ティルティカ城の人々は、この歌をたんなるメロディと歌詞とは思わず、あたかも剣の先が鼓膜を貫き、脳みその中央まで押し込まれたかのように、耐えきれない鋭い痛みととらえた。それから順繰りに、それぞれの戦士が歌いはじめた。はじめに東門で虎の戦士が歌った。

 

憎悪の燃える舌の東門で 

おお智慧よ 

火をつけよ 

誕生の痛みを終わらせよ 


 

 彼が歌っている間にも、東の城壁は炎に包まれた。彼らが焼き焦がされているとき、ティルティカの人々は、空から強風に圧迫され、大地からも上方向に押され、圧力を受けた彼らは耳や鼻から血を流した。ほとんどの人はその場で動けなくなったが、一部は北側になんとか逃げることができた。

 北門では獅子の戦士が歌った。

 

妬みの黒い風の北門で 

おお智慧よ 

火をつけよ 

老年の痛みを終わらせよ 


 

 北の城壁は、いまや火の塔となった。なんとか逃れた人もいたが、より多くの人は風、地、火がいっしょになった強烈な一撃を受けて、叫び、のたうちまわりながら死んでいった。

 西門ではガルダの戦士が歌った。

 

渦巻く欲望の西塔で 

おお智慧よ 

火をつけよ 

病の痛みを終わらせよ 


 

 そして西の城壁は火の壁となり、恐怖の竜巻の凶暴性は抑えきれないものとなった。咆哮するような風に脳みそまで焼かれて殺される者もあったが、なんとか這って逃げ出し、血糊で滑りやすくなった岩の多い場所にたどりついた者もいた。多くの血が流れ、その下には血の盆地ができていた。

 南門では竜の戦士が歌った。

 

高慢さの強烈な洞窟がある南塔で 

おお智慧よ 

火をつけよ 

死の痛みを終わらせよ 


 

 南の城壁は炎に包まれて崩壊した。そしてティルティカ城と呼ばれたものがあったところには炎しかなかった。ルンジャク・ナクポと何人かは生き残ったもののほとんど発狂していた。彼らの現実感は根絶やしになった。残ったとしてもそれは苦痛だけだった。彼らの叫び声は幻のようで、声にすらならないこともあった。彼らの血は沸騰して気化し、すさまじい熱のなかで破裂した。
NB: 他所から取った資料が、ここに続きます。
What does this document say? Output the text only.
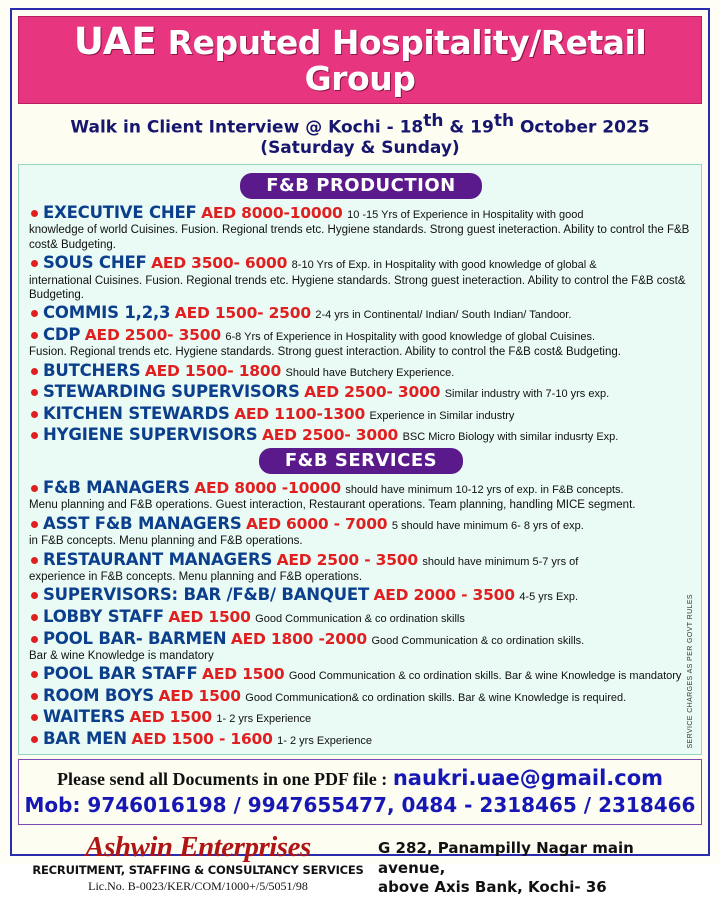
UAE Reputed Hospitality/Retail Group
Walk in Client Interview @ Kochi - 18th & 19th October 2025 (Saturday & Sunday)
F&B PRODUCTION
EXECUTIVE CHEF AED 8000-10000 10 -15 Yrs of Experience in Hospitality with good
knowledge of world Cuisines. Fusion. Regional trends etc. Hygiene standards. Strong guest ineteraction. Ability to control the F&B cost& Budgeting.
SOUS CHEF AED 3500- 6000 8-10 Yrs of Exp. in Hospitality with good knowledge of global &
international Cuisines. Fusion. Regional trends etc. Hygiene standards. Strong guest ineteraction. Ability to control the F&B cost& Budgeting.
COMMIS 1,2,3 AED 1500- 2500 2-4 yrs in Continental/ Indian/ South Indian/ Tandoor.
CDP AED 2500- 3500 6-8 Yrs of Experience in Hospitality with good knowledge of global Cuisines.
Fusion. Regional trends etc. Hygiene standards. Strong guest interaction. Ability to control the F&B cost& Budgeting.
BUTCHERS AED 1500- 1800 Should have Butchery Experience.
STEWARDING SUPERVISORS AED 2500- 3000 Similar industry with 7-10 yrs exp.
KITCHEN STEWARDS AED 1100-1300 Experience in Similar industry
HYGIENE SUPERVISORS AED 2500- 3000 BSC Micro Biology with similar indusrty Exp.
F&B SERVICES
F&B MANAGERS AED 8000 -10000 should have minimum 10-12 yrs of exp. in F&B concepts.
Menu planning and F&B operations. Guest interaction, Restaurant operations. Team planning, handling MICE segment.
ASST F&B MANAGERS AED 6000 - 7000 5 should have minimum 6- 8 yrs of exp.
in F&B concepts. Menu planning and F&B operations.
RESTAURANT MANAGERS AED 2500 - 3500 should have minimum 5-7 yrs of
experience in F&B concepts. Menu planning and F&B operations.
SUPERVISORS: BAR /F&B/ BANQUET AED 2000 - 3500 4-5 yrs Exp.
LOBBY STAFF AED 1500 Good Communication & co ordination skills
POOL BAR- BARMEN AED 1800 -2000 Good Communication & co ordination skills.
Bar & wine Knowledge is mandatory
POOL BAR STAFF AED 1500 Good Communication & co ordination skills. Bar & wine Knowledge is mandatory
ROOM BOYS AED 1500 Good Communication& co ordination skills. Bar & wine Knowledge is required.
WAITERS AED 1500 1- 2 yrs Experience
BAR MEN AED 1500 - 1600 1- 2 yrs Experience	SERVICE CHARGES AS PER GOVT RULES
Please send all Documents in one PDF file : naukri.uae@gmail.com
Mob: 9746016198 / 9947655477, 0484 - 2318465 / 2318466
Ashwin Enterprises
RECRUITMENT, STAFFING & CONSULTANCY SERVICES
Lic.No. B-0023/KER/COM/1000+/5/5051/98
G 282, Panampilly Nagar main avenue,
above Axis Bank, Kochi- 36
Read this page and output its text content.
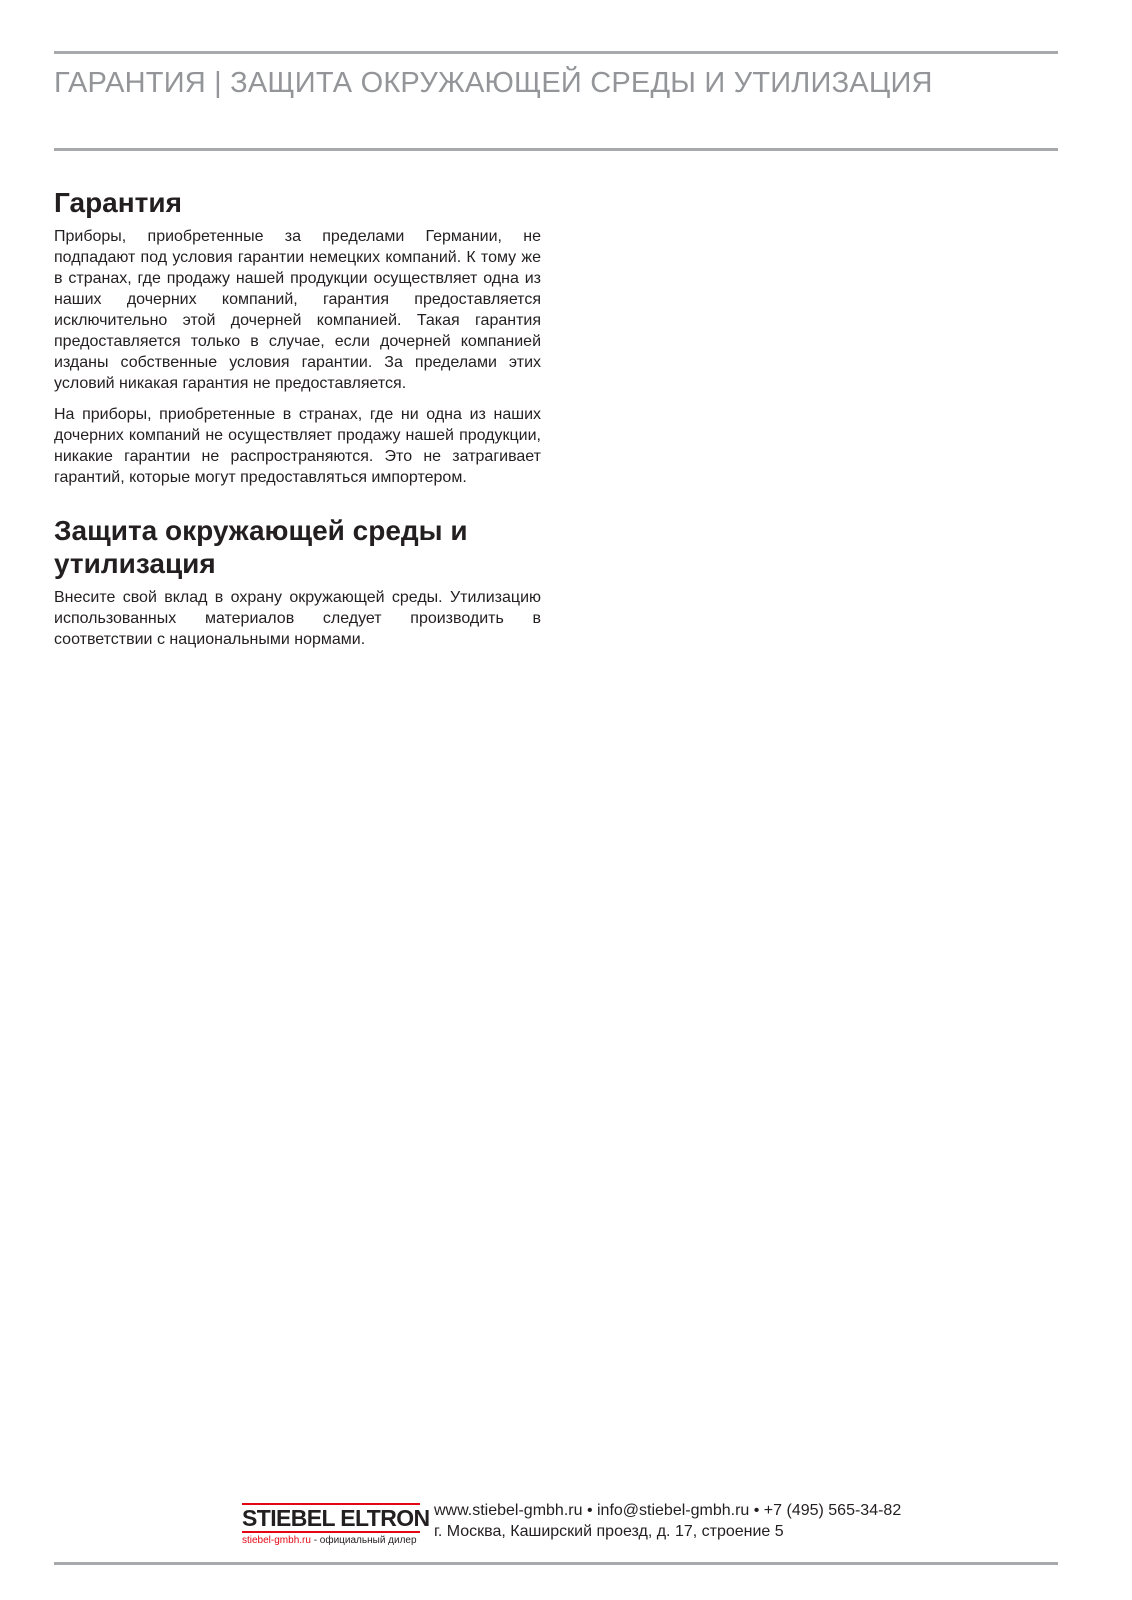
ГАРАНТИЯ | ЗАЩИТА ОКРУЖАЮЩЕЙ СРЕДЫ И УТИЛИЗАЦИЯ
Гарантия

Приборы, приобретенные за пределами Германии, не подпадают под условия гарантии немецких компаний. К тому же в странах, где продажу нашей продукции осуществляет одна из наших дочерних компаний, гарантия предоставляется исключительно этой дочерней компанией. Такая гарантия предоставляется только в случае, если дочерней компанией изданы собственные условия гарантии. За пределами этих условий никакая гарантия не предоставляется.

На приборы, приобретенные в странах, где ни одна из наших дочерних компаний не осуществляет продажу нашей продукции, никакие гарантии не распространяются. Это не затрагивает гарантий, которые могут предоставляться импортером.

Защита окружающей среды и утилизация

Внесите свой вклад в охрану окружающей среды. Утилизацию использованных материалов следует производить в соответствии с национальными нормами.

STIEBEL ELTRON
stiebel-gmbh.ru - официальный дилер
www.stiebel-gmbh.ru • info@stiebel-gmbh.ru • +7 (495) 565-34-82
г. Москва, Каширский проезд, д. 17, строение 5
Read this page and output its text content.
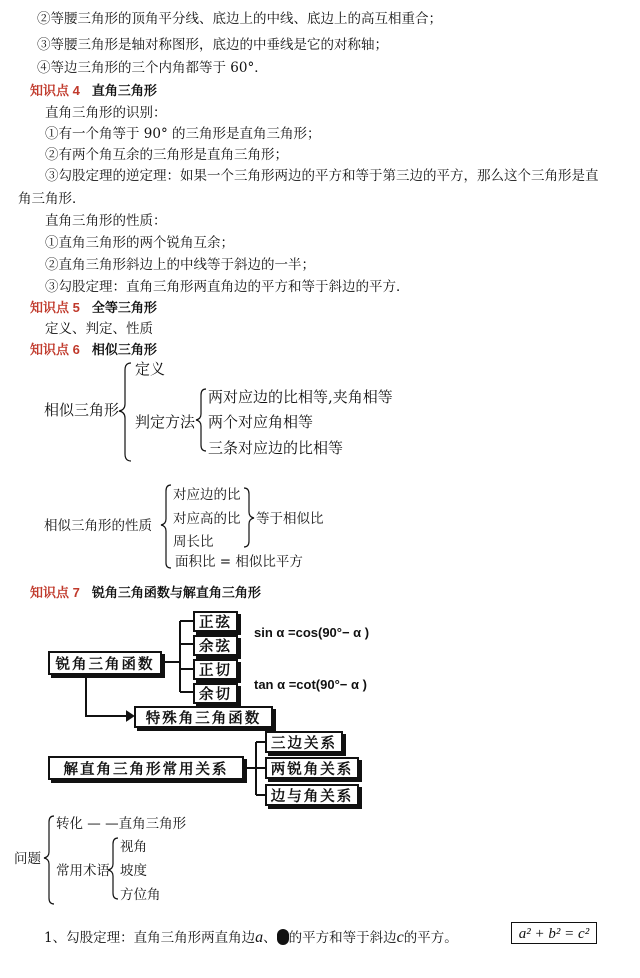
②等腰三角形的顶角平分线、底边上的中线、底边上的高互相重合；
③等腰三角形是轴对称图形，底边的中垂线是它的对称轴；
④等边三角形的三个内角都等于 60°．
知识点 4 直角三角形
直角三角形的识别：
①有一个角等于 90° 的三角形是直角三角形；
②有两个角互余的三角形是直角三角形；
③勾股定理的逆定理：如果一个三角形两边的平方和等于第三边的平方，那么这个三角形是直
角三角形．
直角三角形的性质：
①直角三角形的两个锐角互余；
②直角三角形斜边上的中线等于斜边的一半；
③勾股定理：直角三角形两直角边的平方和等于斜边的平方．
知识点 5 全等三角形
定义、判定、性质
知识点 6 相似三角形
相似三角形
定义
判定方法
两对应边的比相等,夹角相等
两个对应角相等
三条对应边的比相等
相似三角形的性质
对应边的比
对应高的比
周长比
等于相似比
面积比 = 相似比平方
知识点 7 锐角三角函数与解直角三角形
锐角三角函数
正弦
余弦
正切
余切
sin α =cos(90°− α )
tan α =cot(90°− α )
特殊角三角函数
解直角三角形常用关系
三边关系
两锐角关系
边与角关系
问题
转化 — —直角三角形
常用术语
视角
坡度
方位角
1、勾股定理：直角三角形两直角边a、 的平方和等于斜边c的平方。	a² + b² = c²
 炎は依然として立ち昇り、人々は叫び、要塞のなかでかき混ぜられた。ケサルは鷲の一群を呼び、炎の中から薬の宝をつかみ出させ、それを遠くリンの王宮の屋根の上に置かせた。

 そしてティルティカ城が崩壊するというとき、キャンゴ・カルカルは本来の姿に戻り、パドマ・チューツォをケサルが待つ輝ける水晶洞窟まで運んだ。彼らは三日間そこで瞑想をして過ごし、そのあとケサルは去り、彼女は残った。

 このように、彼ら自身の怒りの風、彼ら自身の傲慢の地、彼ら自身の欲望の炎がルンジャク・ナクポやティルティカの人々を破壊したのだった。しかし戦士の歌によって導かれた彼らの意識は、彼らが解放されたことを認識し、妨げられることなく宇宙に溶けていった。こうして四大元素は落ち着き、4つの化身の戦士はケサルのもとに戻っていった。